In 2000, a financially struggling plastics company that supplied car parts received emergency funding from auto manufacturers General Motors and Ford Co. The plastics company was owned by Bain Capital, the firm co-founded by Mitt Romney.
In other words, Romney, who has written against auto industry bailouts, profited via his involvement in Bain from a GM rescue of a car components supplier. Romney has recently come under fire from GM and Chrysler for airing dubious TV and radio spots suggesting the carmakers were shipping jobs to China.

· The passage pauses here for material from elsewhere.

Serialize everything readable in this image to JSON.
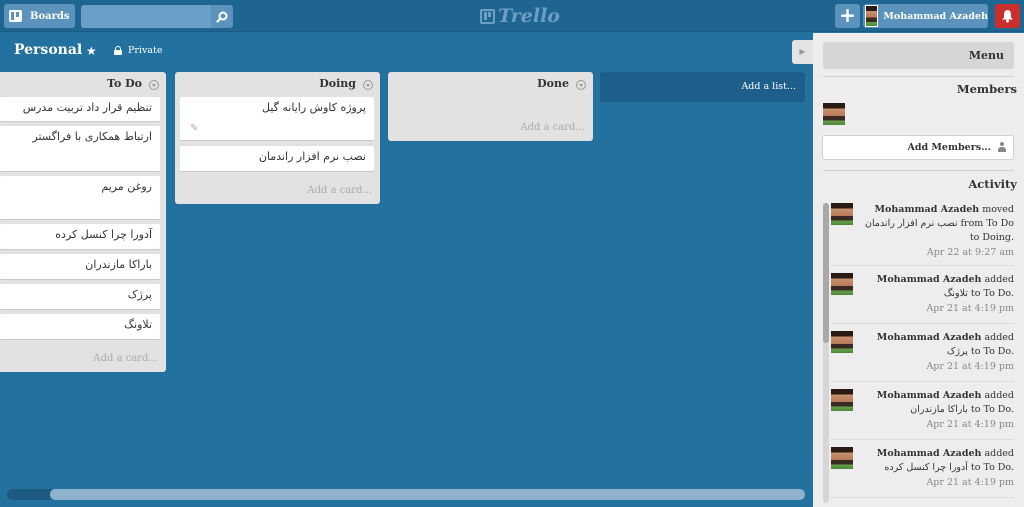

Bain's management of Cambridge Industries was chronicled in a June story in The New York Times, which noted that Bain reaped over $10 million from the plastic manufacturer even as it went through bankruptcy, wiping out some of the other investors. According to a 2008 Detroit Free Press story, which is only available for purchase, Cambridge's bankruptcy meant more than 1,000 workers lost their jobs.
The full saga of Cambridge includes a political twist that The Times omitted: GM's decision to provide funding to its supplier as Bain managers let the company swing. According articles in the Detroit Free Press and Plastics News from 2000 accessed via Lexis Nexis, both GM and Ford gave unspecified financial aid to Cambridge. As GM and Ford supplied capital, Bain was extracting $950,000 a year in "advisory fees" from the ailing plastics company, according to The Times.
Romney claimed that he was on a paid leave from Bain in 2000 while he was running the Salt Lake City Olympics, but multiple government and company documents suggest otherwise. He held and continues to hold a financial stake in the firm.
Cambridge's cash infusion "is an indication that [GM] didn't feel like they had any good near-term switching opportunities" for the company to use other suppliers, Daniel Luria, an economist at the Michigan Manufacturing Technology Center, told HuffPost.
The relationship between parts suppliers and auto manufacturers is a close one, and GM exercises significant quality control oversight over the companies that provide it with windshield wiper arms, headlight covers, dashboards and dozens of other car components. Many working in the American auto industry are employed not specifically by GM, Ford and Chrysler, but by dozens of specialty suppliers that work with the carmakers.
"The biggest economic impact that bailing out GM and Chrysler had was in keeping the supply base from imploding," Luria said.
When a supplier shuts down suddenly, car companies can experience difficulty finding other firms to manufacture their parts, which can spark costly delays in production. Without the proper parts, GM can't get cars off the assembly line.
"Increasingly, automakers don't have multiple sources for particular parts," said Luria. "Having multiple suppliers so you could lean on them on price wasn't worth the price of duplicating the investment."
The tight relationship between suppliers and auto factories could be felt in Janesville, Wis., the hometown of Romney's running mate, Rep. Paul Ryan (R-Wis.). When the town's GM planted shuttered in the beginning of the recession, Eric Levitt, Janesville's city manager, said that he recalled several suppliers closing down as well.
John Beckord, president of Forward Janesville, a local business booster group, said the supply closures were typical. "Auto assembly plants will often have supply companies in close proximity, or some cases literally next door," he explained.
Beckord said the GM closure in Janesville had a "cascading effect."
"There were two very significant suppliers that also closed with the plant," Beckord said. One supplied seats for SUVs and another managed parts that came in from around the world, he said.
The 2000 Detroit Free Press articles do not specify how much funding the car companies offered to Cambridge in order to keep their supplier afloat. That same year, Cambridge was sold to Meridian Automotive Systems, Inc.
The Romney campaign declined to comment for this article.